Décryptage de la semaine
« C’est bien connu : nous, les Gaulois, n’avons peur que d’une chose, c’est que le ciel nous tombe sur la tête ! »

Nous sommes en 60 après Astérix. Toute la langue française est occupée par le langage SMS… Toute ? Non! Le décryptage du O’ résiste encore et toujours à l’envahisseur. Et il n’a peur que d’une chose : omettre d’expliquer l’expression « le ciel nous tombe sur la tête » !
L’idiome, rendu célèbre par les irréductibles gaulois de Goscinny et Uderzo, est entré dans le langage courant. Il signifie « se retrouver face à une situation accablante et inattendue ». Mais saviez-vous qu’il est tiré d’une « histoire vraie » ?
Découvrons ensemble la vérité dans cet hommage à une légende du IXème art, entre histoire et linguistique !
Cumulonimbus et Etymologix !
« Ô, Linguistix notre druide, est-ce que je peux avoir un peu d’étymologie ? – Non, Orthographix ! Tu es tombé dedans quand tu étais petit ! »
Ciel, cieux ou ciels, nom masculin, apparu vers 881, est hérité du latin caelum. Ce terme englobe trois sens :
- « voûte céleste »,
- « séjour de la divinité »
- et, en architecture, « voûte, voussure ».
L’origine du mot est incertaine ; on évoque un rattachement au verbe caedere « couper », le ciel étant « découpé » en régions qu’observe la science des augures ou en zones que parcourent les astres.
Les trois sens du latin – « séjour de la divinité », « voûte céleste » et « plafond » – ont été repris en français. Le premier l’a été dans une perspective chrétienne, désignant, au singulier, et au pluriel cieux, le lieu de séjour de Dieu et des âmes après la mort, par opposition à terre ou à enfer.
Depuis 1050, le mot possède aussi le second sens de « voûte céleste », à la fois dans une perspective cosmique, astrologique et au sens courant de « partie du ciel visible, limitée par l’horizon ». Il est diversement qualifié selon son aspect météorologique (ciel bas, lourd, serein) et a fourni l’adjectif de couleur bleu ciel (1844) par allusion à la couleur pâle d’un ciel dégagé.
Enfin, le troisième sens est passé, par analogie dans le vocabulaire technique, désignant le châssis au-dessus d’un lit à baldaquin et, plus tard, la voûte d’une carrière (1676, les ciels d’une carrière).[1]
Mais cela a-t-il un rapport avec « le ciel nous tombe sur la tête » ?

(Le tour de Gaule d’Astérix)
Nous ne ferons pas de réponse de normand et allons éclaircir ce point dans les prochains paragraphes….
Je suis mon cher ami, très heureux de te voir (c’est un Alexandrin!)
N’importe quel professeur de latin ou d’histoire vous le dira : lisez les aventures d’Astérix ! En plus d’être un chef-d’œuvre d’humour et de dessin, l’œuvre s’appuie sur des références historiques pointues avec un travail très documenté[2]. L’idéal pour apprendre en s’amusant !
Et « le ciel nous tombe sur la tête » ne déroge pas à la règle ! Nous devons le leitmotiv des gaulois à une illustre figure de l’Histoire : Alexandre le Grand.
Nous sommes en 336 avant Jésus-Christ.

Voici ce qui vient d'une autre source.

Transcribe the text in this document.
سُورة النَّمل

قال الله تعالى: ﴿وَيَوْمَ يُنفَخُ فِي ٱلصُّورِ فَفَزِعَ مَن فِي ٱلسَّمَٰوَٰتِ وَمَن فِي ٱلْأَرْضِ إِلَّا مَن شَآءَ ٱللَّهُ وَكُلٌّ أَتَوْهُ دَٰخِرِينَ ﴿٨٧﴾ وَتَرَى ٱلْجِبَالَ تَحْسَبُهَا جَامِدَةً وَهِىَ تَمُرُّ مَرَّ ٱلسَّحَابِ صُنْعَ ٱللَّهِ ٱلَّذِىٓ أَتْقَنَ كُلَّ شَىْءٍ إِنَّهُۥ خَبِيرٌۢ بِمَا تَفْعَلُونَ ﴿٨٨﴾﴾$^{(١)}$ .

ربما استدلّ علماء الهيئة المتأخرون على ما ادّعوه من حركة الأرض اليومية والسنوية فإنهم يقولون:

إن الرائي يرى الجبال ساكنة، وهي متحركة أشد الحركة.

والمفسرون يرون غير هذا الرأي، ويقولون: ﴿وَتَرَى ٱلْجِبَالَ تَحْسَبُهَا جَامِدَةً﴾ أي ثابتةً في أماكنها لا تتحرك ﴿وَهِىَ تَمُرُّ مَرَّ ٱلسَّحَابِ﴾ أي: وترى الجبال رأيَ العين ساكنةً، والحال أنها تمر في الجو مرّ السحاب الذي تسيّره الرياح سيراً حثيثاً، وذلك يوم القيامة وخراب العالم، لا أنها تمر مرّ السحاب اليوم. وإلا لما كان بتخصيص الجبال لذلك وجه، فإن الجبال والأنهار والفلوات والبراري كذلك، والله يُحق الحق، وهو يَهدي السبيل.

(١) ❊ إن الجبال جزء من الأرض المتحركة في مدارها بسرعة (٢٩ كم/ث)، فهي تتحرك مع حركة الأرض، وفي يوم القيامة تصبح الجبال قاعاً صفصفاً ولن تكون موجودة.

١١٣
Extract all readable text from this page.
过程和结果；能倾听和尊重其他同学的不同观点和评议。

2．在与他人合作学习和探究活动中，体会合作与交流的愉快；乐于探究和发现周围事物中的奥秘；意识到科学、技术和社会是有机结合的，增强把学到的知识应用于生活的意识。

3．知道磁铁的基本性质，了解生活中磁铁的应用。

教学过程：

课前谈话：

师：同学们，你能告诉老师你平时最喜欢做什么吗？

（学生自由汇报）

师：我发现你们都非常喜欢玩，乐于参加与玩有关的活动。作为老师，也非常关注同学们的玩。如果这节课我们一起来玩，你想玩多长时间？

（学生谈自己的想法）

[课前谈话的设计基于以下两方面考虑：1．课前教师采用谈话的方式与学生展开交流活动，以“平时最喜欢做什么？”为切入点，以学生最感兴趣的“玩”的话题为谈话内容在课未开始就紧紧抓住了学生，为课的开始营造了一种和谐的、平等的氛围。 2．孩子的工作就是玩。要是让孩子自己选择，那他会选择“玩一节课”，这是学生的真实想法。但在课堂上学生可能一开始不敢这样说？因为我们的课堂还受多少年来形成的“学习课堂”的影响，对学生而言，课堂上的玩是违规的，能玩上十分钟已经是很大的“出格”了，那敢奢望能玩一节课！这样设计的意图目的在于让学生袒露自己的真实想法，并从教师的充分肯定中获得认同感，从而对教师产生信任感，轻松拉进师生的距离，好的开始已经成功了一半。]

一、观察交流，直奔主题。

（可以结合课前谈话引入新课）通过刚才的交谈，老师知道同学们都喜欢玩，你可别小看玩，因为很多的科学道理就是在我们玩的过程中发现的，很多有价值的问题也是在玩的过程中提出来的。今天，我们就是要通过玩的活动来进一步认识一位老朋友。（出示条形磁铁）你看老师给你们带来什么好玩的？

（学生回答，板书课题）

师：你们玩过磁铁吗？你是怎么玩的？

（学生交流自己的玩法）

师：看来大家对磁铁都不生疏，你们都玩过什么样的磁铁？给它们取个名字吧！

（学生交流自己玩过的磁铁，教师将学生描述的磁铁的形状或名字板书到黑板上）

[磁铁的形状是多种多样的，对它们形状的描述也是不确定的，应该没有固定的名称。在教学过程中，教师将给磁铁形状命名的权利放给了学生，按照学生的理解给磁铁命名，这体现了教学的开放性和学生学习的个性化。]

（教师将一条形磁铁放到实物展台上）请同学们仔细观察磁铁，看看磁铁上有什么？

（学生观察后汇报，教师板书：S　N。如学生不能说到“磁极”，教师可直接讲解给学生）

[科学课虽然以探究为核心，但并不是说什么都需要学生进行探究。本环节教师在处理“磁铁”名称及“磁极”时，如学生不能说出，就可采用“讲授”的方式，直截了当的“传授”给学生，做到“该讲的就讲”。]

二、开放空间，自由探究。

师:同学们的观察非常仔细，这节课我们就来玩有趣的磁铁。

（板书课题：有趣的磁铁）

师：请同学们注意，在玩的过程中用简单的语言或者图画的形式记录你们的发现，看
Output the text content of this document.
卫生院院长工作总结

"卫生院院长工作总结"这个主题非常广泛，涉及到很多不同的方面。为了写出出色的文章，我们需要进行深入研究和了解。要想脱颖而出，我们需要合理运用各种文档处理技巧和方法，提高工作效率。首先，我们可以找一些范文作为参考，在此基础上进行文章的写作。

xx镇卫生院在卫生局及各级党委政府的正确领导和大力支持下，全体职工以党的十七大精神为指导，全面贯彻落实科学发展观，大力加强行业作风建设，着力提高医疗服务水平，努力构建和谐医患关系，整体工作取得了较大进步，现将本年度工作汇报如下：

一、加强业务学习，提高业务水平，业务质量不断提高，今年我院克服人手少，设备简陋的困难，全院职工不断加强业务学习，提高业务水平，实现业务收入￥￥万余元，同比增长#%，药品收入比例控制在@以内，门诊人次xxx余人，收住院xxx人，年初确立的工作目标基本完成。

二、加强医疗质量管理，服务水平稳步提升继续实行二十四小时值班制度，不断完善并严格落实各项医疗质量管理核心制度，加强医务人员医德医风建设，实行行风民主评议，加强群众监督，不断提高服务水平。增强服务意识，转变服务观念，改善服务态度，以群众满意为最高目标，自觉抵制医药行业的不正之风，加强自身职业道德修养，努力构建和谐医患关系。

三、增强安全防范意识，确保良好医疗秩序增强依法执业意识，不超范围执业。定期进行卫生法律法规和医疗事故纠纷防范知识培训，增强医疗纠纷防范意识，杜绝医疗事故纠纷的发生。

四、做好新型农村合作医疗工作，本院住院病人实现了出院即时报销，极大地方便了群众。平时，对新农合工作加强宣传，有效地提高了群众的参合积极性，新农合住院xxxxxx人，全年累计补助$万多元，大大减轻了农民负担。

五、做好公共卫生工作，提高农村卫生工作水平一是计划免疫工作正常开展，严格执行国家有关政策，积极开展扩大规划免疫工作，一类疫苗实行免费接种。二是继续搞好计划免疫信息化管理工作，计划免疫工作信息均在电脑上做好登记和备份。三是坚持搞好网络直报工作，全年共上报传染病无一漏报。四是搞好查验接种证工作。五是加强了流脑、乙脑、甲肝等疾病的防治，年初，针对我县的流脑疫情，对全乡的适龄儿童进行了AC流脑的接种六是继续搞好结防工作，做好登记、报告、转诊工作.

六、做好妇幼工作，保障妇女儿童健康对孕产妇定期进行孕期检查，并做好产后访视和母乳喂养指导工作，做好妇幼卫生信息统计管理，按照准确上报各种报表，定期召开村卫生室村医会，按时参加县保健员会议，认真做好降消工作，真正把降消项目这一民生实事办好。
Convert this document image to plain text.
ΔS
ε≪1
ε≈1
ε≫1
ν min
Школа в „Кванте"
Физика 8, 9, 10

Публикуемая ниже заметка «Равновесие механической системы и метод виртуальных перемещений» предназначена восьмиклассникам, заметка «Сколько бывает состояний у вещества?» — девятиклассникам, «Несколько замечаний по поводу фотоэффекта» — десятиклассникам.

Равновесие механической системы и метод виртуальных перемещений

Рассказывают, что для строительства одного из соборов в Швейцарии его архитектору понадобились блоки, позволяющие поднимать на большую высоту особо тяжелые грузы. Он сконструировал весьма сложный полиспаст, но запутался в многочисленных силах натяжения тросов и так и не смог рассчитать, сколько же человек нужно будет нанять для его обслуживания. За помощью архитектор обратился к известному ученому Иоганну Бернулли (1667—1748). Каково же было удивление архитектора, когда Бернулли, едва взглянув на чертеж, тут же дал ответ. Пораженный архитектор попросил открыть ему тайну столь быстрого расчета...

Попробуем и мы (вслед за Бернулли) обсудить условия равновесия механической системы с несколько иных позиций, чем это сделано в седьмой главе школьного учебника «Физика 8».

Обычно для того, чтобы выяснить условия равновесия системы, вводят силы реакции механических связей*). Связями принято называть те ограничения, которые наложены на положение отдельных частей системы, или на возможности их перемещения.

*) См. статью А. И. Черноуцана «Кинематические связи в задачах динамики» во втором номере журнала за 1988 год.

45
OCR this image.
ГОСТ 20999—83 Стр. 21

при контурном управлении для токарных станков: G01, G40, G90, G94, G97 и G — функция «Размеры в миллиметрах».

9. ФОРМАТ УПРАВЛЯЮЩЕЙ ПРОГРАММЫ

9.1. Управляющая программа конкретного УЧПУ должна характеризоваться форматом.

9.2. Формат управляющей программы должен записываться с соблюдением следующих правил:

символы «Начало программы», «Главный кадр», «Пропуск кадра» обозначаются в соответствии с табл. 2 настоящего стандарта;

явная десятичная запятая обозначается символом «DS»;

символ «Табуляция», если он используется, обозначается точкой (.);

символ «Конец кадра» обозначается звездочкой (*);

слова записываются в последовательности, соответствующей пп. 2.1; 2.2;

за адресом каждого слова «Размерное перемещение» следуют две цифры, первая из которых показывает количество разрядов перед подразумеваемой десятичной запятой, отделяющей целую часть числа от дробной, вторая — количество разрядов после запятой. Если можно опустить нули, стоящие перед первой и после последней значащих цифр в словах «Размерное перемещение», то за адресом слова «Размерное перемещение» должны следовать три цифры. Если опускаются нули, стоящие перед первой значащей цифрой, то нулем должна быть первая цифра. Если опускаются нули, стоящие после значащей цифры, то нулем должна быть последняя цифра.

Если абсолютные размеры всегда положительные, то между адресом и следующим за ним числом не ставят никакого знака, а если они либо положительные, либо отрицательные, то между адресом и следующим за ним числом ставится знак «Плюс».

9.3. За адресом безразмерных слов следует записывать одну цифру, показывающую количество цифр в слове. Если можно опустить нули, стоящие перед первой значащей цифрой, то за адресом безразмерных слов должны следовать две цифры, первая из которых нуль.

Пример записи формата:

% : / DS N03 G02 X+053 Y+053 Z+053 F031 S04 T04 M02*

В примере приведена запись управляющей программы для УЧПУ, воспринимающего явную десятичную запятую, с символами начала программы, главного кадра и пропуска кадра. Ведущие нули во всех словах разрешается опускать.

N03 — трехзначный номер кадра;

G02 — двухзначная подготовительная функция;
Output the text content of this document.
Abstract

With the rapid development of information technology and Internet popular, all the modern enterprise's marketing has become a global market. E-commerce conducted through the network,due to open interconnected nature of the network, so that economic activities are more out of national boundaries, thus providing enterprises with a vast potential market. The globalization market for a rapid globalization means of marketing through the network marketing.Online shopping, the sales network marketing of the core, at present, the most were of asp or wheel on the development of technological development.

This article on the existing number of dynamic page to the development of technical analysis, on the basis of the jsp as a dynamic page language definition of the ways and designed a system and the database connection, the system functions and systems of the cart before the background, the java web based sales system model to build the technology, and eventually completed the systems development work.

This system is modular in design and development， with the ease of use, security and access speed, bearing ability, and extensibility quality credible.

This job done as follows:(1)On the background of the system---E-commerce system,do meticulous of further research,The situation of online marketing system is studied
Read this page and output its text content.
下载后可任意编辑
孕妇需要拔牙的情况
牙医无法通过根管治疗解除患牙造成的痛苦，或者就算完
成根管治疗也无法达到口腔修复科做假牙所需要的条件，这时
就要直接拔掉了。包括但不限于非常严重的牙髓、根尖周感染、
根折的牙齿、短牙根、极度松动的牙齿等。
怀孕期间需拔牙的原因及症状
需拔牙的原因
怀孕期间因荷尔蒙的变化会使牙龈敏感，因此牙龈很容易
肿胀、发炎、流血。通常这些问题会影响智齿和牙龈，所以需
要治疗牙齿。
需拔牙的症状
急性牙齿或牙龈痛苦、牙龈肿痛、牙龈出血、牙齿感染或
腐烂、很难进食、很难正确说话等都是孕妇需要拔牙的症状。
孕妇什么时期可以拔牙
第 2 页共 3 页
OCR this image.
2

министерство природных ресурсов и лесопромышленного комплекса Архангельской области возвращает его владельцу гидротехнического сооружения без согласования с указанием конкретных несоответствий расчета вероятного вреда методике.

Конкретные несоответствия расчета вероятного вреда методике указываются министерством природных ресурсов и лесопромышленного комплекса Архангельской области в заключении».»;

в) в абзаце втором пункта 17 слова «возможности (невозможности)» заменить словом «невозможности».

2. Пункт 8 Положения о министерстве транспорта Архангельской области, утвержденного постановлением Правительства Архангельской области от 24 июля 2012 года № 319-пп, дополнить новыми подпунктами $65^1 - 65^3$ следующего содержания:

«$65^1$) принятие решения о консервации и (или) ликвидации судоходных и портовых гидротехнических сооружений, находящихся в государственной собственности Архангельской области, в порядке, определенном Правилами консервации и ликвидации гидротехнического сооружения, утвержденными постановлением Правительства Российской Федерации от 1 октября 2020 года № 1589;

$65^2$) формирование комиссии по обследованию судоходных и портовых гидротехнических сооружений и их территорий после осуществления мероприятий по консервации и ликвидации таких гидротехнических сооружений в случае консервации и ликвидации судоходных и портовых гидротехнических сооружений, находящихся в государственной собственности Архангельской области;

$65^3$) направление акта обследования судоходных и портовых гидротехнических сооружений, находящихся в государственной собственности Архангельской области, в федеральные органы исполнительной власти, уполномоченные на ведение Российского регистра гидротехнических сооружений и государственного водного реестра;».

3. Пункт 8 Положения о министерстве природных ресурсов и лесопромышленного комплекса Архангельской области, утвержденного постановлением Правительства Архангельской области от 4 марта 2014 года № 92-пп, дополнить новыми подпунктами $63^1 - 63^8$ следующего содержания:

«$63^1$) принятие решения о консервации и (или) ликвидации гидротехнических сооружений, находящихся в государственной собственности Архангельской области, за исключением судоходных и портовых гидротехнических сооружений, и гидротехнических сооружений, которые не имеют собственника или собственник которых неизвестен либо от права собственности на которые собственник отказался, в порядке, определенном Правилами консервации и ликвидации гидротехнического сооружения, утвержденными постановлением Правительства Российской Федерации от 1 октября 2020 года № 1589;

Le roi Philippe II de Macédoine vient d’être assassiné. Une assemblée est convoquée, au cours de laquelle le peuple macédonien, avec le concours d’Antipater[3], proclame son nouveau roi. Il s’agit d’Alexandre, alors âgé de 20 ans. Mais ce couronnement ne se fait pas sans contestation, ni sans convoitise. Alexandre doit agir vite et frapper fort. Il fait ainsi disparaître tout rival pouvant lui disputer le trône de Macédoine.
A cette guerre de succession intérieure s’ajoute le péril extérieur. Les tribus Gètes et Thraces entendent profiter de la mort de Philippe II pour attaquer la Macédoine. Alexandre mène donc campagne contre eux, en Illyrie et le long du Danube[4]. Les Gètes sont défaits en premier, puis vient le tour des Thraces. Après cette victoire, le jeune roi doit consolider des alliances parfois fragiles et entame donc une « tournée » diplomatique.
Une expression qui ne manque pas de Celte !
Il reçoit plusieurs délégations des pays voisins. Parmi eux, les Celtes. Arrien nous raconte cet épisode dans les Expéditions d’Alexandre[5] :
Les Celtes ont une haute stature, et un grand caractère ; ils venaient rechercher l’amitié d’Alexandre. La foi fut donnée et reçue. Alexandre demanda aux Celtes ce qu’ils craignaient le plus au monde, persuadé que son nom s’étendait dans leurs contrées et au-delà, et qu’il était pour eux l’objet le plus redoutable. Il fut déçu dans cette pensée : en effet, habitants des lieux d’un accès difficile, éloignés d’Alexandre qui tournait ailleurs l’effort de ses armes, ils répondirent qu’ils ne craignaient que la chute du ciel. Alexandre les congédia, en leur donnant les titres d’amis et d’alliés, et se contenta d’ajouter : « Les Celtes sont fiers. »
Une légende de l’histoire (ET de la bande dessinée) est née…
Si l’épisode est cocasse (et digne de figurer dans un épisode d’Astérix), il a également un sens philosophique profond.
L’histoire a retenu cette phrase lapidaire « le ciel nous tombe sur la tête », comme une fanfaronnade mettant à mal l’ego d’un grand personnage historique.
En vérité, il s’agissait d’une rencontre diplomatique entre deux délégations. L’événement impliquait des interprètes et une connaissance des us et coutumes de chacun afin d’éviter tout incident. Les participants maîtrisaient également l’art de la rhétorique. On le voit dans la réponse circonstanciée que les Celtes font à Alexandre. Ils possèdent à la fois de solides connaissances en géographie, des idées précises sur l’univers, sa composition et sa destinée.
Le ciel nous tombe sur la tête : un sens philosophique et religieux
La peur que « le ciel nous tombe sur la tête » a un double sens. Quand Alexandre leur demande ce qu’ils craignent, les Celtes comprennent qu’il fait allusion à sa puissance militaire. Puisqu’il n’a pas querelle avec eux et va partir à la conquête de l’Inde et de l’Asie, ils n’ont pas à le redouter. De facto, ils ne craignent aucun ennemi et ne l’offensent pas (du moins ouvertement) en formulant cette réponse.
Ils précisent toutefois qu’ils habitent une région difficile d’accès, faisant certainement allusion à la Gaule intérieure protégée par les Alpes Pennines. Quant à l’évocation du ciel, elle replace la philosophie des Celtes au cœur d’un système de croyance métaphysique complexe à rapprocher de l’eschatologie.

L’eschatologie, kesako?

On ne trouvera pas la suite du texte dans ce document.